Het is niet alles goud, wat er blinkt
Es ist nicht alles Gold, was glänzt
    Surinam 1862
Paramaribo, Batavia, Plantage Rozenburg,
Goldsucherlager

Kapitel 1
    Julie stand schwitzend in der Mittagssonne. Am Vormittag hatte es noch unwetterartige Regenfälle gegeben, dann riss der Himmel auf, und die Sonne brachte die Straßen zum Dampfen. Julie wartete wieder einmal auf die Ankunft des Kapitäns eines der großen Frachtschiffe, die regelmäßig zwischen Surinam und Nordamerika oder Europa pendelten.
    Nachdem sie in der Stadt in den vergangenen zwei Wochen alle Möglichkeiten ausgeschöpft hatte, herauszufinden, wo Jean geblieben war, aber keine einzige hilfreiche Antwort erhalten hatte, versuchte sie es seit einiger Zeit am Hafen. Auch Valerie, die Julie bei der Suche nach Jean unterstützte, wusste keinen Rat. Jean schien wie vom Erdboden verschluckt.
    Wenn er das Land verlassen hatte, erinnerte sich vielleicht einer der Kapitäne an den Passagier. Leider hatte sie auch damit bisher wenig Erfolg gehabt. Dies ließ sie andererseits hoffen, dass Jean noch im Land war. Wenn er allerdings das Land über die grüne Grenze verlassen hatte, dann wusste wohl nur der Himmel, wo er jetzt steckte.

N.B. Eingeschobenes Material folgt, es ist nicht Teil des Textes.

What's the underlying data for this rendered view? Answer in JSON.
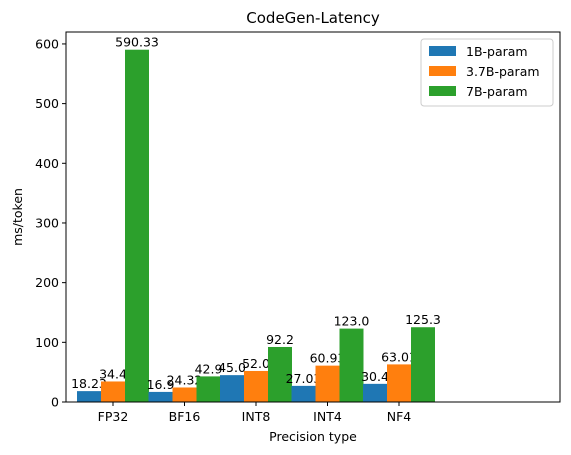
{
  "chart_data": {
    "type": "bar",
    "title": "CodeGen-Latency",
    "xlabel": "Precision type",
    "ylabel": "ms/token",
    "categories": [
      "FP32",
      "BF16",
      "INT8",
      "INT4",
      "NF4"
    ],
    "ylim": [
      0,
      620
    ],
    "yticks": [
      0,
      100,
      200,
      300,
      400,
      500,
      600
    ],
    "grid": false,
    "legend_position": "top-right",
    "series": [
      {
        "name": "1B-param",
        "color": "#1f77b4",
        "values": [
          18.23,
          16.9,
          45.0,
          27.03,
          30.4
        ],
        "labels": [
          "18.23",
          "16.9",
          "45.0",
          "27.03",
          "30.4"
        ]
      },
      {
        "name": "3.7B-param",
        "color": "#ff7f0e",
        "values": [
          34.4,
          24.32,
          52.0,
          60.93,
          63.01
        ],
        "labels": [
          "34.4",
          "24.32",
          "52.0",
          "60.93",
          "63.01"
        ]
      },
      {
        "name": "7B-param",
        "color": "#2ca02c",
        "values": [
          590.33,
          42.9,
          92.2,
          123.0,
          125.3
        ],
        "labels": [
          "590.33",
          "42.9",
          "92.2",
          "123.0",
          "125.3"
        ]
      }
    ]
  }
}
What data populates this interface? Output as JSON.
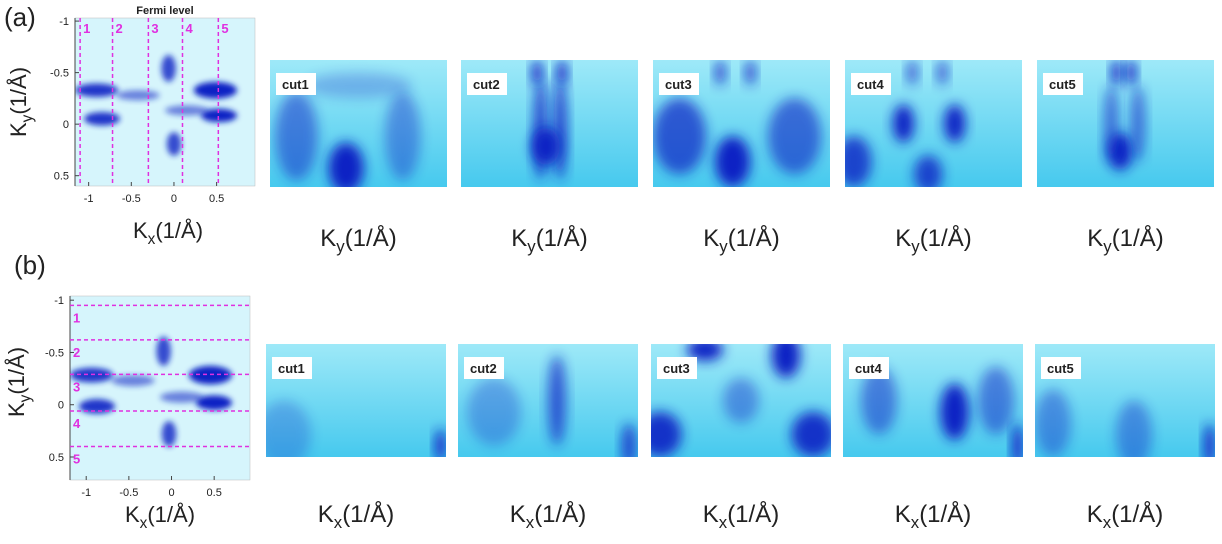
{
  "panels": [
    {
      "label": "(a)",
      "map": {
        "title": "Fermi level",
        "xlabel": [
          "K",
          "x",
          "(1/Å)"
        ],
        "ylabel": [
          "K",
          "y",
          "(1/Å)"
        ],
        "xlim": [
          -1.16,
          0.95
        ],
        "ylim": [
          -1.03,
          0.6
        ],
        "xticks": [
          -1,
          -0.5,
          0,
          0.5
        ],
        "yticks": [
          -1,
          -0.5,
          0,
          0.5
        ],
        "cut_orientation": "vertical",
        "cut_color": "#e030e0",
        "cuts": [
          {
            "label": "1",
            "position": -1.1
          },
          {
            "label": "2",
            "position": -0.72
          },
          {
            "label": "3",
            "position": -0.3
          },
          {
            "label": "4",
            "position": 0.1
          },
          {
            "label": "5",
            "position": 0.52
          }
        ]
      },
      "cuts": [
        {
          "label": "cut1",
          "axis_label": [
            "K",
            "y",
            "(1/Å)"
          ]
        },
        {
          "label": "cut2",
          "axis_label": [
            "K",
            "y",
            "(1/Å)"
          ]
        },
        {
          "label": "cut3",
          "axis_label": [
            "K",
            "y",
            "(1/Å)"
          ]
        },
        {
          "label": "cut4",
          "axis_label": [
            "K",
            "y",
            "(1/Å)"
          ]
        },
        {
          "label": "cut5",
          "axis_label": [
            "K",
            "y",
            "(1/Å)"
          ]
        }
      ]
    },
    {
      "label": "(b)",
      "map": {
        "xlabel": [
          "K",
          "x",
          "(1/Å)"
        ],
        "ylabel": [
          "K",
          "y",
          "(1/Å)"
        ],
        "xlim": [
          -1.19,
          0.92
        ],
        "ylim": [
          -1.04,
          0.72
        ],
        "xticks": [
          -1,
          -0.5,
          0,
          0.5
        ],
        "yticks": [
          -1,
          -0.5,
          0,
          0.5
        ],
        "cut_orientation": "horizontal",
        "cut_color": "#e030e0",
        "cuts": [
          {
            "label": "1",
            "position": -0.95
          },
          {
            "label": "2",
            "position": -0.62
          },
          {
            "label": "3",
            "position": -0.29
          },
          {
            "label": "4",
            "position": 0.06
          },
          {
            "label": "5",
            "position": 0.4
          }
        ]
      },
      "cuts": [
        {
          "label": "cut1",
          "axis_label": [
            "K",
            "x",
            "(1/Å)"
          ]
        },
        {
          "label": "cut2",
          "axis_label": [
            "K",
            "x",
            "(1/Å)"
          ]
        },
        {
          "label": "cut3",
          "axis_label": [
            "K",
            "x",
            "(1/Å)"
          ]
        },
        {
          "label": "cut4",
          "axis_label": [
            "K",
            "x",
            "(1/Å)"
          ]
        },
        {
          "label": "cut5",
          "axis_label": [
            "K",
            "x",
            "(1/Å)"
          ]
        }
      ]
    }
  ]
}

    Die kleinen Beiboote der Justine dümpelten langsam auf den Anleger zu. Julie versuchte, aus der Entfernung zu erkennen, wo sich der Kapitän befand. Die Seemänner hatten oft nichts Eiligeres im Sinn, als in einer der Hafenkneipen zu verschwinden oder die Damen in einem der Häuser zu besuchen, über die man öffentlich lieber nicht sprach. Da galt es, den Kapitän schnell zu erwischen.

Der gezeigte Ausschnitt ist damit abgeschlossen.